Elle en rapporta une pleine cargaison d’informations. Peut-être pour se faire pardonner la nuit sans sommeil, la chance avait voulu que la gardienne de l’hôtel Ferrals se rendît elle aussi au service matinal. Cette digne femme jugeait normal et tout à fait révérencieux d’aller prier pour le pauvre défunt dont la dépouille attendait, à la consigne de la gare du Nord, le départ du grand express européen chargé de la rapatrier, départ qui aurait lieu le soir même. Plus intéressant encore, lady Ferrals – tout le monde se donnait le mot pour l’appeler ainsi ! – n’accompagnerait pas le corps de son père comme on aurait pu le supposer.

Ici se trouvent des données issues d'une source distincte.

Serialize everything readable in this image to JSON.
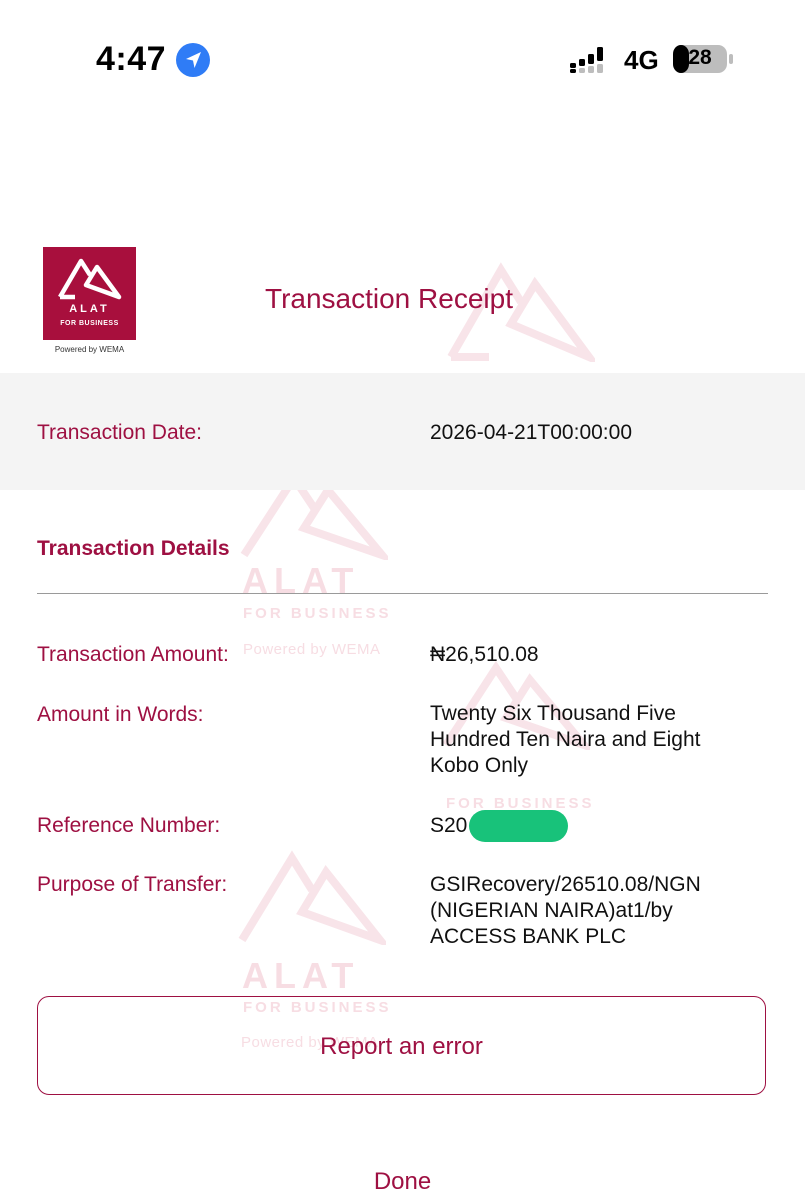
{
  "status_bar": {
    "time": "4:47",
    "network": "4G",
    "battery": "28",
    "icons": [
      "location-arrow-icon",
      "signal-bars-icon",
      "battery-icon"
    ]
  },
  "header": {
    "logo_word": "ALAT",
    "logo_sub": "FOR BUSINESS",
    "powered_by": "Powered by WEMA",
    "title": "Transaction Receipt"
  },
  "date_row": {
    "label": "Transaction Date:",
    "value": "2026-04-21T00:00:00"
  },
  "details": {
    "heading": "Transaction Details",
    "amount": {
      "label": "Transaction Amount:",
      "value": "₦26,510.08"
    },
    "words": {
      "label": "Amount in Words:",
      "lines": [
        "Twenty Six Thousand Five",
        "Hundred Ten Naira and  Eight",
        "Kobo Only"
      ]
    },
    "reference": {
      "label": "Reference Number:",
      "value": "S20"
    },
    "purpose": {
      "label": "Purpose of Transfer:",
      "lines": [
        "GSIRecovery/26510.08/NGN",
        "(NIGERIAN NAIRA)at1/by",
        "ACCESS BANK PLC"
      ]
    }
  },
  "watermark": {
    "word": "ALAT",
    "sub": "FOR BUSINESS",
    "powered": "Powered by WEMA"
  },
  "actions": {
    "report_label": "Report an error",
    "done_label": "Done"
  },
  "colors": {
    "brand": "#a80f3d",
    "text_accent": "#9e1042",
    "band": "#f4f4f4",
    "mask": "#18c27a"
  }
}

Elle demeurerait quelque temps encore à Paris et resterait auprès du vieux monsieur, trop fatigué pour continuer le voyage.
– J’ai demandé, bien sûr, si l’on avait fait venir un médecin, ajouta Marie-Angéline, mais on m’a répondu que c’était inutile. Dans quelques jours, il sera remis.

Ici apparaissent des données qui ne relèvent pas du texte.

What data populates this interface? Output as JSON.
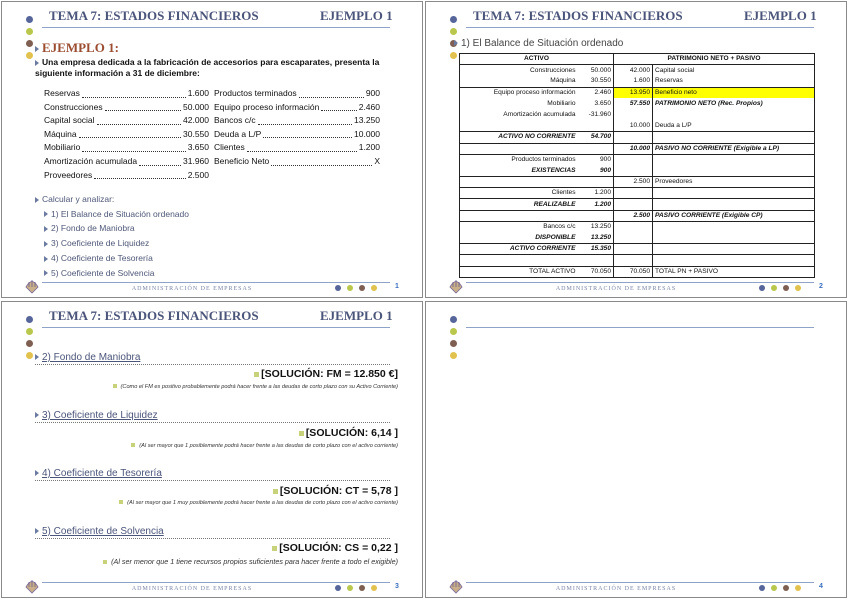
{
  "header": {
    "title": "TEMA 7:  ESTADOS FINANCIEROS",
    "example": "EJEMPLO 1"
  },
  "footer": {
    "text": "ADMINISTRACIÓN DE EMPRESAS"
  },
  "colors": {
    "dots": [
      "#56659a",
      "#b9c84c",
      "#7f5f52",
      "#e2c24e"
    ],
    "title": "#4b557a",
    "accent": "#9b4d32",
    "highlight": "#ffff00"
  },
  "slide1": {
    "page": "1",
    "heading": "EJEMPLO 1:",
    "intro": "Una empresa dedicada a la fabricación de accesorios para escaparates, presenta la siguiente información a 31 de diciembre:",
    "left": [
      {
        "label": "Reservas",
        "value": "1.600"
      },
      {
        "label": "Construcciones",
        "value": "50.000"
      },
      {
        "label": "Capital social",
        "value": "42.000"
      },
      {
        "label": "Máquina",
        "value": "30.550"
      },
      {
        "label": "Mobiliario",
        "value": "3.650"
      },
      {
        "label": "Amortización acumulada",
        "value": "31.960"
      },
      {
        "label": "Proveedores",
        "value": "2.500"
      }
    ],
    "right": [
      {
        "label": "Productos terminados",
        "value": "900"
      },
      {
        "label": "Equipo proceso información",
        "value": "2.460"
      },
      {
        "label": "Bancos c/c",
        "value": "13.250"
      },
      {
        "label": "Deuda a L/P",
        "value": "10.000"
      },
      {
        "label": "Clientes",
        "value": "1.200"
      },
      {
        "label": "Beneficio Neto",
        "value": "X"
      }
    ],
    "calc_label": "Calcular y analizar:",
    "calc_items": [
      "1) El Balance de Situación ordenado",
      "2) Fondo de Maniobra",
      "3) Coeficiente de Liquidez",
      "4) Coeficiente de Tesorería",
      "5) Coeficiente de Solvencia"
    ]
  },
  "slide2": {
    "page": "2",
    "subtitle": "1) El Balance de Situación ordenado",
    "headers": {
      "activo": "ACTIVO",
      "pasivo": "PATRIMONIO NETO + PASIVO"
    },
    "rows": [
      {
        "al": "Construcciones",
        "av": "50.000",
        "pv": "42.000",
        "pl": "Capital social"
      },
      {
        "al": "Máquina",
        "av": "30.550",
        "pv": "1.600",
        "pl": "Reservas"
      },
      {
        "al": "Equipo proceso información",
        "av": "2.460",
        "pv": "13.950",
        "pl": "Beneficio neto",
        "hl": true,
        "bt": true
      },
      {
        "al": "Mobiliario",
        "av": "3.650",
        "pv": "57.550",
        "pl": "PATRIMONIO NETO (Rec. Propios)",
        "pb": true
      },
      {
        "al": "Amortización acumulada",
        "av": "-31.960",
        "pv": "",
        "pl": ""
      },
      {
        "al": "",
        "av": "",
        "pv": "10.000",
        "pl": "Deuda a L/P"
      },
      {
        "al": "ACTIVO NO CORRIENTE",
        "av": "54.700",
        "pv": "",
        "pl": "",
        "ab": true,
        "bt": true
      },
      {
        "al": "",
        "av": "",
        "pv": "10.000",
        "pl": "PASIVO NO CORRIENTE (Exigible a LP)",
        "pb": true,
        "bt": true
      },
      {
        "al": "Productos terminados",
        "av": "900",
        "pv": "",
        "pl": "",
        "bt": true
      },
      {
        "al": "EXISTENCIAS",
        "av": "900",
        "pv": "",
        "pl": "",
        "ab": true
      },
      {
        "al": "",
        "av": "",
        "pv": "2.500",
        "pl": "Proveedores",
        "bt": true
      },
      {
        "al": "Clientes",
        "av": "1.200",
        "pv": "",
        "pl": "",
        "bt": true
      },
      {
        "al": "REALIZABLE",
        "av": "1.200",
        "pv": "",
        "pl": "",
        "ab": true,
        "bt": true
      },
      {
        "al": "",
        "av": "",
        "pv": "2.500",
        "pl": "PASIVO CORRIENTE (Exigible CP)",
        "pb": true,
        "bt": true
      },
      {
        "al": "Bancos c/c",
        "av": "13.250",
        "pv": "",
        "pl": "",
        "bt": true
      },
      {
        "al": "DISPONIBLE",
        "av": "13.250",
        "pv": "",
        "pl": "",
        "ab": true
      },
      {
        "al": "ACTIVO CORRIENTE",
        "av": "15.350",
        "pv": "",
        "pl": "",
        "ab": true,
        "bt": true
      },
      {
        "al": "",
        "av": "",
        "pv": "",
        "pl": "",
        "bt": true
      },
      {
        "al": "TOTAL ACTIVO",
        "av": "70.050",
        "pv": "70.050",
        "pl": "TOTAL PN + PASIVO",
        "bt": true
      }
    ]
  },
  "slide3": {
    "page": "3",
    "sections": [
      {
        "title": "2) Fondo de Maniobra",
        "solution": "[SOLUCIÓN:   FM = 12.850 €]",
        "note": "(Como el FM es positivo probablemente podrá hacer frente a las deudas de corto plazo con su Activo Corriente)"
      },
      {
        "title": "3) Coeficiente de Liquidez",
        "solution": "[SOLUCIÓN:    6,14 ]",
        "note": "(Al ser mayor que 1 posiblemente podrá hacer frente a las deudas de corto plazo con el activo corriente)"
      },
      {
        "title": "4) Coeficiente de Tesorería",
        "solution": "[SOLUCIÓN:   CT = 5,78 ]",
        "note": "(Al ser mayor que 1 muy posiblemente podrá hacer frente a las deudas de corto plazo con el activo corriente)"
      },
      {
        "title": "5) Coeficiente de Solvencia",
        "solution": "[SOLUCIÓN:   CS = 0,22 ]",
        "note": "(Al ser menor que 1 tiene recursos propios suficientes para hacer frente a todo el exigible)"
      }
    ]
  },
  "slide4": {
    "page": "4"
  }
}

– Et elle va en faire quoi de son Tonton quand il sera sur pied, la belle Anielka ? dit Mme de Sommières. Le ramener en Pologne ?
– C’est ce que l’on saura, je pense, dans les jours qui viennent. Il va falloir prendre patience !
– Je n’en ai pas beaucoup, grogna Morosini, et je n’ai pas davantage de temps. J’espère seulement qu’elle n’a pas dans l’idée de le ramener à Venise ? Elle sait depuis notre mariage ce que je pense de sa famille.
– Elle n’oserait tout de même pas. Tiens-toi tranquille !
– Difficile ! Cet oncle Boleslas ne me dit rien qui vaille ! …
Ce fut pis encore quand Adalbert revint de Londres peu de temps après. Sans être soucieux, l’égyptologue était rêveur.
– Je n’aurais jamais cru qu’un affreux assassin tel que Solmanski, guetté par la corde de surcroît, eût de telles relations. Warren non plus d’ailleurs. Il semblerait qu’après la mort de Solmanski la Justice britannique ait eu pour seul souci d’adoucir le chagrin de la famille. Les portes de la prison se sont ouvertes devant Sigismond et sa femme, on leur a remis le corps du suicidé. Ils avaient supplié qu’on leur évite l’horreur d’une autopsie que rien ne justifiait puisque l’on connaissait la cause de la mort : empoisonnement par le véronal. Mais Warren, fort attaché aux traditions et usages, n’en est pas moins fort mécontent : il a horreur de recevoir des ordres…
– Dans la douleur de la famille, est-ce qu’on a pris en compte aussi celle de l’oncle Boleslas ? demanda Aldo.
Vidal-Pellicorne arrondit encore un peu plus ses yeux bleu faïence.
– Qu’est-ce que c’est que ça ?
– Comment ? On n’a pas vu à Londres l’oncle Boleslas ? Comment se fait-il alors qu’il soit arrivé ici l’autre jour avec Sigismond et sa femme qui prenaient de lui un soin infini tant il avait l’air flapi !
– Jamais entendu parler de lui ! Et où est-il, maintenant ?
– À côté ! fit Morosini sardonique. Le jeune couple n’y a séjourné que vingt-quatre heures pour attendre le départ du Nord-Express, le cercueil ayant été laissé à la consigne de la gare, mais s’il est arrivé avec l’oncle Boleslas, il est reparti sans lui. Trop épuisé, le pauvre homme a grand besoin de se reposer, de reprendre des forces ! C’est à quoi s’occupe en ce moment ma chère femme avant de le remmener vers… on ne sait quelle destination dont j’espère que ce n’est pas ma maison.